Expect this night to be the longest of your young life. There will be no sleep, no reprieve. Only prayer, and with any hope, a blessing. At the bottom of the night, when you are weakest, when the hairs on your nape prickle from the rake of eyes unseen, and you begin to hear wordless susurrations against the shell of your ear exposing your worst transgressions, taunting you with your deepest fears, do not leave.
Instead, light your offering to Mmbek Moon and look for his Winged Child. Oh? Trust in me, you will know when they arrive. Winged Child is larger than any golden owl you have ever seen—what? For Dream’s sake, Kishet, they glow! Their luminescence will rival anything you should see that night save the sacred face of Mmbek Moon himself. And Winged Child is fierce! Though they are frightful to behold, do not despair. They will grant you comfort and protection from the unseen threats. But know that should you survive this, you will be indebted to Mmbek Moon and his Winged Child. And there will be no refusing when they come to collect.
How I wish I could bear this trial instead of you, sweet one. But you are strong, Kishet, you will survive it, you must. You are shored up by an earth-old bloodline, guileless in heart, you must believe the Sisters will bless you with their song for it to be so. If you fail? If you fail, then you will die forlorn, Kishet. Without the comfort of your mother-father or your siblings, without the honor of the bells. After the Shrouded One carries away your spirit, the scavengers will gorge on your flesh. The sun will bleach your bones by day and the fleshless ones will curl around your remains, contorting your discarded vertebrae in a dance most vulgar by night. You never should have sought to interpret the dream alone. Did you not trust in the wisdom of your Elder?
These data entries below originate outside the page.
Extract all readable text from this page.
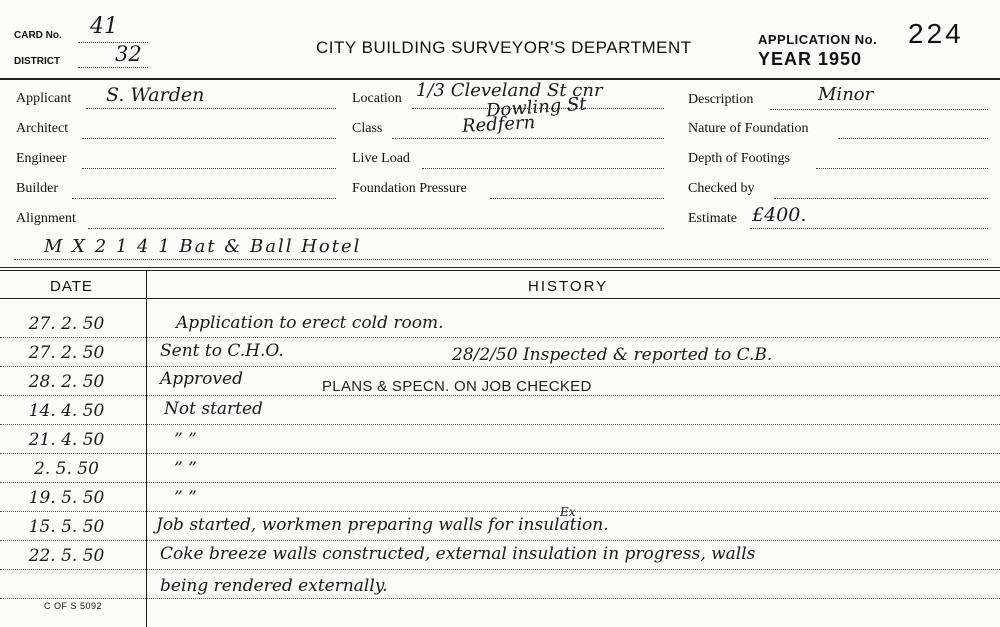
CARD No. 41
DISTRICT	32	CITY BUILDING SURVEYOR'S DEPARTMENT	APPLICATION No. 224
YEAR 1950
Applicant S. Warden
Architect
Engineer
Builder
Alignment
Location 1/3 Cleveland St cnr
Dowling St
Redfern
Class
Live Load
Foundation Pressure
Description	Minor
Nature of Foundation
Depth of Footings
Checked by
Estimate £400.
M X 2 1 4 1 Bat & Ball Hotel
DATE	HISTORY
27. 2. 50	Application to erect cold room.
27. 2. 50	Sent to C.H.O.	28/2/50 Inspected & reported to C.B.
28. 2. 50	Approved	PLANS & SPECN. ON JOB CHECKED
14. 4. 50	Not started
21. 4. 50	” ”
2. 5. 50	” ”
19. 5. 50	” ”
Ex
15. 5. 50	Job started, workmen preparing walls for insulation.
22. 5. 50	Coke breeze walls constructed, external insulation in progress, walls
being rendered externally.
C OF S 5092
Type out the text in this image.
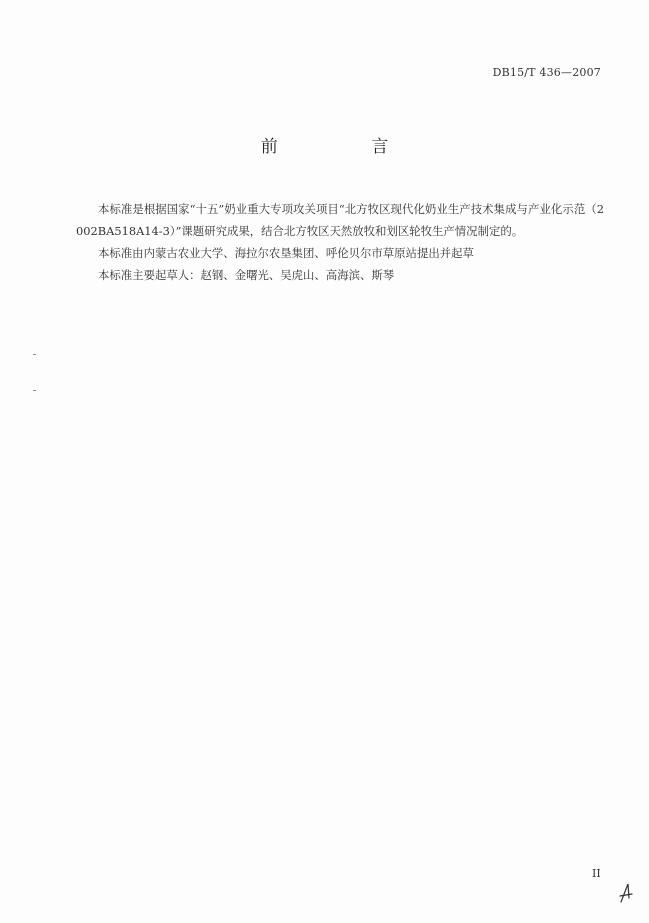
DB15/T 436—2007
前 言

本标准是根据国家“十五”奶业重大专项攻关项目“北方牧区现代化奶业生产技术集成与产业化示范（2002BA518A14-3）”课题研究成果，结合北方牧区天然放牧和划区轮牧生产情况制定的。

本标准由内蒙古农业大学、海拉尔农垦集团、呼伦贝尔市草原站提出并起草

本标准主要起草人：赵钢、金曙光、吴虎山、高海滨、斯琴

II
Ego is the first indication of the usurper; careful not to reach for what is not meant for you. Consider this a lesson, Kishet, if you fail it will be with the knowledge that you alone brought on your early demise. Hubris is a sin and interdependence, our salvation. Learn this well, and we’ll never speak of your heresy again. Do everything in your power to return to us. I would be most displeased to lose yet another coven-child in the basin of the Three Sisters.